You’ve Heard: You Can’t Burn Fat With Strength Training
Far too many people are focused on how many calories they burn while they’re in the gym, but this is shortsighted.
Stop focusing on how many calories you burn in the gym and instead focus on how your body expends calories outside the gym. You burn calories throughout the day regardless of what you are doing, but exercise helps increase the rate at which you burn those calories. With most forms of traditional steady-state cardio (treadmill, running, elliptical), you expend calories while you’re exercising, but once you stop, you quickly go back to your normal metabolic rate.
Strength training, however, builds muscle, and more muscle helps you burn more calories — even when you’re doing nothing but sitting on the couch.
“Strength training is a critical component of any program than emphasizes long-term fat loss,” said Alwyn Cosgrove, co-author of the book “The New Rules of Lifting.” Think of it like this: Muscles are “thirsty” from a metabolic perspective. The more muscle you have, the more fuel you are constantly burning. This is the advantage strength training offers if your goal is to lean out. A treadmill or elliptical trainer is often seen as the quick fix to shed body fat, and they are certainly useful if your goal is to improve cardiovascular health, endurance or simply to burn some extra calories, but strength training is a powerful ally.
You’ve Heard: Running Is the Best Way to Get Fit
It’s not that running as an exercise is bad, but it puts a fair amount of stress on your muscles and joints. Recreational runners can have injuries caused by weakness in the core and hip-stabilizing muscles. The better plan is to take time to develop the muscles of your core and hips first instead of jumping off the couch and running three miles.
For the hip stabilizers, start off with basic single-leg exercises like split-squats, lunges and step-ups. For the core, exercises like front planks, side planks and bird dogs will help get you stronger and more stable, making you much less likely to injure yourself when you do decide to run that 5K.
Some people need activities that are a bit more joint-friendly, as the pounding caused by running on a treadmill or pavement is simply too much. If you like more traditional options, a dual-action exercise bike or rower will not only engage a ton of muscles, but take some of the stress off your joints as well.
If you want newer (and possibly more exciting) variations, consider kettlebell swings, medicine ball or barbell circuits, Prowler pushes, or even battling rope variations.

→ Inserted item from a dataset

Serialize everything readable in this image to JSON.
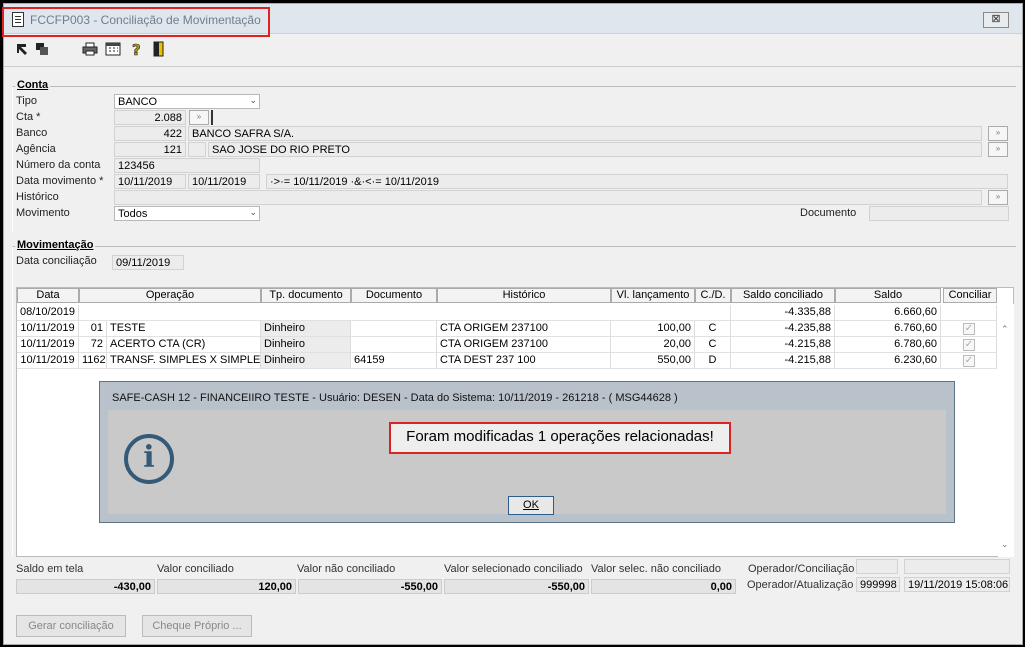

There are many different ways to get into shape, and while running is great, it’s just one option you have at your disposal.
To sum it up
Strength training can help you lose body fat and is likely a quicker ticket to better fitness than just plain cardio exercises. It also won’t limit your athleticism, but more likely improve it, and women can derive tremendous benefit from resistance training without getting bulky.
For those of you who like to run, it is one way to improve your fitness, but definitely not the only way. As with any program, though, you have to put in the work. It’s time to get into the gym.